October 3, 2019
Amazon is much more than an e-commerce behemoth. The Seattle-based company is a major distributor of third-party streaming video services and proprietary content — the former through Amazon Channels.
So when Disney partnered with Amazon to distribute its media apps via the latter’s Fire TV streaming media device, it wasn’t about to relinquish ad revenue from the apps — even if Amazon is reportedly the second-largest distributor of streaming TV apps.
Fire TV, which trails only Roku in Q2 2019 streaming media device shipments, according to Strategy Analytics, enables consumers to stream Prime Video, Netflix, Sling TV and Hulu, among others, to the television.
Amazon wants a piece of Disney’s ad revenue from its branded apps — including ABC, ESPN and Disney Channel — according to The Wall Street Journal, which cited resources familiar to the situation.
Disney is resisting the request, a move that could see its apps disappear from Fire TV. Indeed, the platform is not slated to carry Disney’s pending subscription streaming service, Disney+.
In the burgeoning over-the-top video ecosystem, media companies and tech companies are grappling with distribution issues — notably carriage revenue agreements — typically reserved for the pay-TV landscape.
Indeed, with Google and Amazon competing for the identical third-party ad revenue, neither offer its proprietary (YouTube, Prime Video) video platform on the other’s platform.
“The traditional negotiations between cable operators and media companies are the most vicious negotiations that I’ve ever been exposed to. And now you see that world colliding with these tech behemoths,” said Steve Shannon, chief executive of Tetra TV, which operates a marketplace for ads on streaming video, told The Journal.
When Amazon launched Fire TV in 2014, it didn’t seek a cut of third-party ad revenue.

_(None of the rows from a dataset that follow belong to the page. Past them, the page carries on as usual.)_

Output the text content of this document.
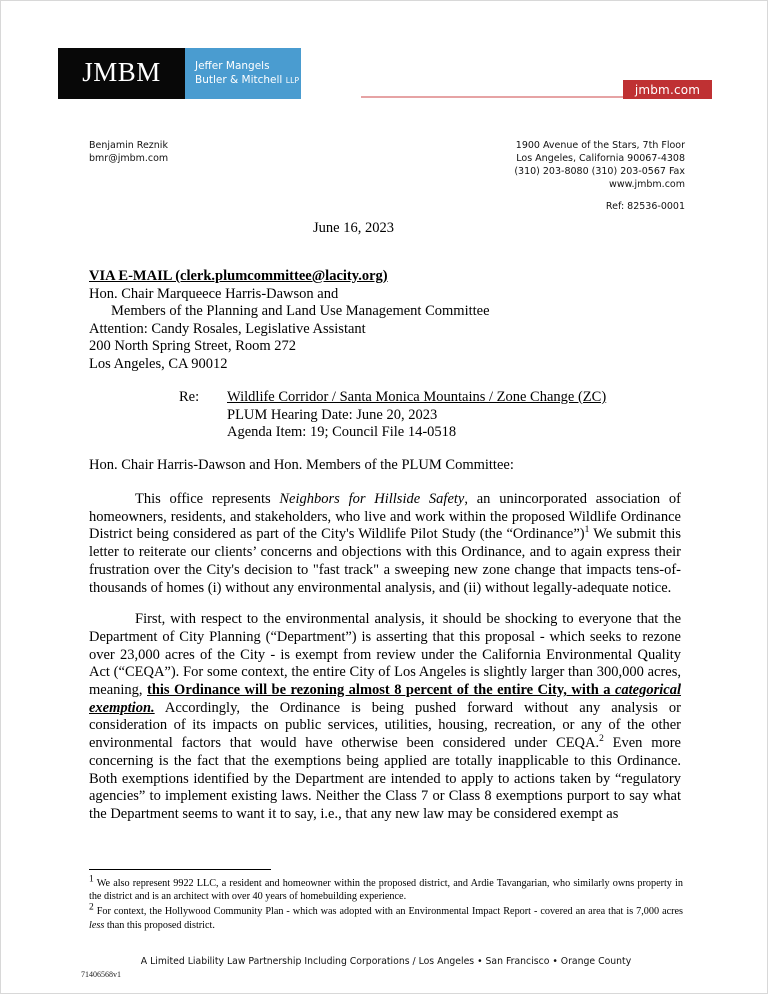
JMBM	Jeffer Mangels
Butler & Mitchell LLP
jmbm.com
Benjamin Reznik
bmr@jmbm.com
1900 Avenue of the Stars, 7th Floor
Los Angeles, California 90067-4308
(310) 203-8080 (310) 203-0567 Fax
www.jmbm.com
Ref: 82536-0001
June 16, 2023
VIA E-MAIL (clerk.plumcommittee@lacity.org)
Hon. Chair Marqueece Harris-Dawson and
Members of the Planning and Land Use Management Committee
Attention: Candy Rosales, Legislative Assistant
200 North Spring Street, Room 272
Los Angeles, CA 90012
Re:	Wildlife Corridor / Santa Monica Mountains / Zone Change (ZC)
PLUM Hearing Date: June 20, 2023
Agenda Item: 19; Council File 14-0518
Hon. Chair Harris-Dawson and Hon. Members of the PLUM Committee:

This office represents Neighbors for Hillside Safety, an unincorporated association of homeowners, residents, and stakeholders, who live and work within the proposed Wildlife Ordinance District being considered as part of the City's Wildlife Pilot Study (the “Ordinance”)$^1$ We submit this letter to reiterate our clients’ concerns and objections with this Ordinance, and to again express their frustration over the City's decision to "fast track" a sweeping new zone change that impacts tens-of-thousands of homes (i) without any environmental analysis, and (ii) without legally-adequate notice.

First, with respect to the environmental analysis, it should be shocking to everyone that the Department of City Planning (“Department”) is asserting that this proposal - which seeks to rezone over 23,000 acres of the City - is exempt from review under the California Environmental Quality Act (“CEQA”). For some context, the entire City of Los Angeles is slightly larger than 300,000 acres, meaning, this Ordinance will be rezoning almost 8 percent of the entire City, with a categorical exemption. Accordingly, the Ordinance is being pushed forward without any analysis or consideration of its impacts on public services, utilities, housing, recreation, or any of the other environmental factors that would have otherwise been considered under CEQA.$^2$ Even more concerning is the fact that the exemptions being applied are totally inapplicable to this Ordinance. Both exemptions identified by the Department are intended to apply to actions taken by “regulatory agencies” to implement existing laws. Neither the Class 7 or Class 8 exemptions purport to say what the Department seems to want it to say, i.e., that any new law may be considered exempt as

$^1$ We also represent 9922 LLC, a resident and homeowner within the proposed district, and Ardie Tavangarian, who similarly owns property in the district and is an architect with over 40 years of homebuilding experience.

$^2$ For context, the Hollywood Community Plan - which was adopted with an Environmental Impact Report - covered an area that is 7,000 acres less than this proposed district.

A Limited Liability Law Partnership Including Corporations / Los Angeles • San Francisco • Orange County
71406568v1
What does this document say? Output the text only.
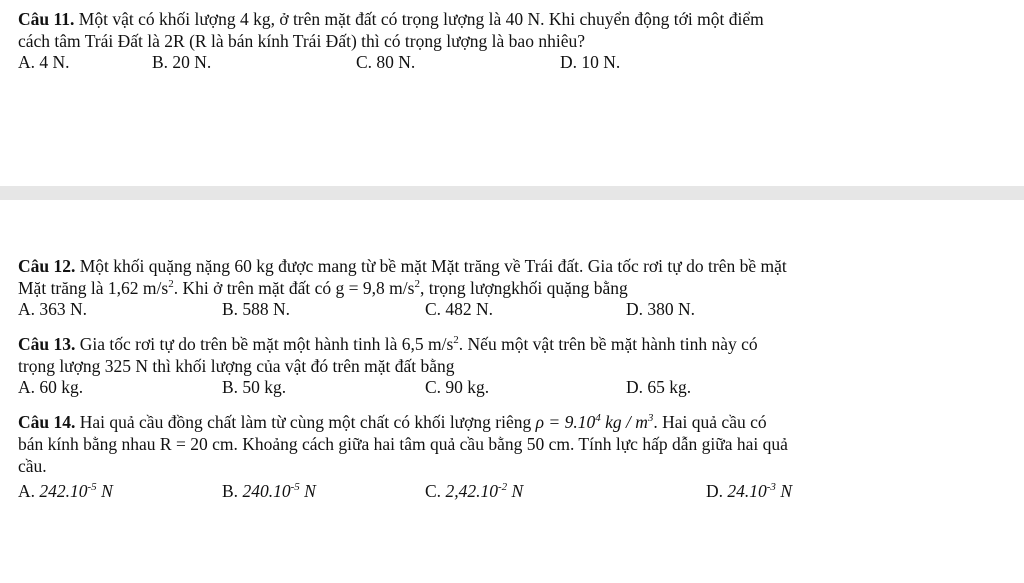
Câu 11. Một vật có khối lượng 4 kg, ở trên mặt đất có trọng lượng là 40 N. Khi chuyển động tới một điểm
cách tâm Trái Đất là 2R (R là bán kính Trái Đất) thì có trọng lượng là bao nhiêu?
A. 4 N.	B. 20 N.	C. 80 N.	D. 10 N.
Câu 12. Một khối quặng nặng 60 kg được mang từ bề mặt Mặt trăng về Trái đất. Gia tốc rơi tự do trên bề mặt
Mặt trăng là 1,62 $m/s^2$. Khi ở trên mặt đất có g = 9,8 $m/s^2$, trọng lượngkhối quặng bằng
A. 363 N.	B. 588 N.	C. 482 N.	D. 380 N.
Câu 13. Gia tốc rơi tự do trên bề mặt một hành tinh là 6,5 $m/s^2$. Nếu một vật trên bề mặt hành tinh này có
trọng lượng 325 N thì khối lượng của vật đó trên mặt đất bằng
A. 60 kg.	B. 50 kg.	C. 90 kg.	D. 65 kg.
Câu 14. Hai quả cầu đồng chất làm từ cùng một chất có khối lượng riêng $\rho = 9.10^4$ kg / $m^3$. Hai quả cầu có
bán kính bằng nhau R = 20 cm. Khoảng cách giữa hai tâm quả cầu bằng 50 cm. Tính lực hấp dẫn giữa hai quả
cầu.
A. $242.10^{-5}$ N	B. $240.10^{-5}$ N	C. $2,42.10^{-2}$ N	D. $24.10^{-3}$ N
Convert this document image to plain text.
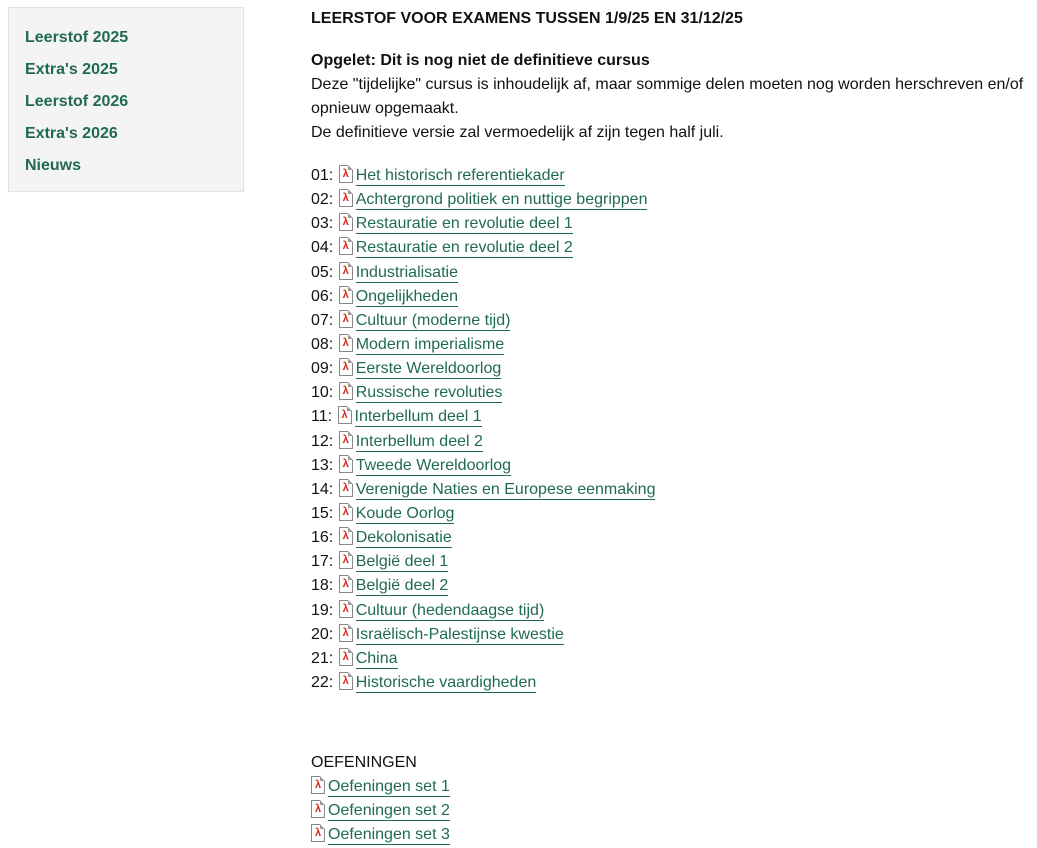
Leerstof 2025
Extra's 2025
Leerstof 2026
Extra's 2026
Nieuws
LEERSTOF VOOR EXAMENS TUSSEN 1/9/25 EN 31/12/25
Opgelet: Dit is nog niet de definitieve cursus
Deze "tijdelijke" cursus is inhoudelijk af, maar sommige delen moeten nog worden herschreven en/of opnieuw opgemaakt.
De definitieve versie zal vermoedelijk af zijn tegen half juli.
01: λ Het historisch referentiekader
02: λ Achtergrond politiek en nuttige begrippen
03: λ Restauratie en revolutie deel 1
04: λ Restauratie en revolutie deel 2
05: λ Industrialisatie
06: λ Ongelijkheden
07: λ Cultuur (moderne tijd)
08: λ Modern imperialisme
09: λ Eerste Wereldoorlog
10: λ Russische revoluties
11: λ Interbellum deel 1
12: λ Interbellum deel 2
13: λ Tweede Wereldoorlog
14: λ Verenigde Naties en Europese eenmaking
15: λ Koude Oorlog
16: λ Dekolonisatie
17: λ België deel 1
18: λ België deel 2
19: λ Cultuur (hedendaagse tijd)
20: λ Israëlisch-Palestijnse kwestie
21: λ China
22: λ Historische vaardigheden
OEFENINGEN
λ Oefeningen set 1
λ Oefeningen set 2
λ Oefeningen set 3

But five years later, Amazon takes significant revenue cuts from third-party streaming services offered on its Channels platform for Prime members.
The strategy is now being emulated on Fire TV, with the platform reportedly seeking upwards of 40% of third-party app ad-revenue. Disney apparently is willing to offer 10%, according to WSJ.
Meanwhile, Roku reportedly demands as much as 30% of revenue from third-parties operating on its platform. Disney-owned Hulu pays Roku about 15%.
Until the dispute is resolved, Disney+ will be available via Apple TV, iPad, iPhone, Android devices, Chromecast, Sony PS4, Xbox One and Roku.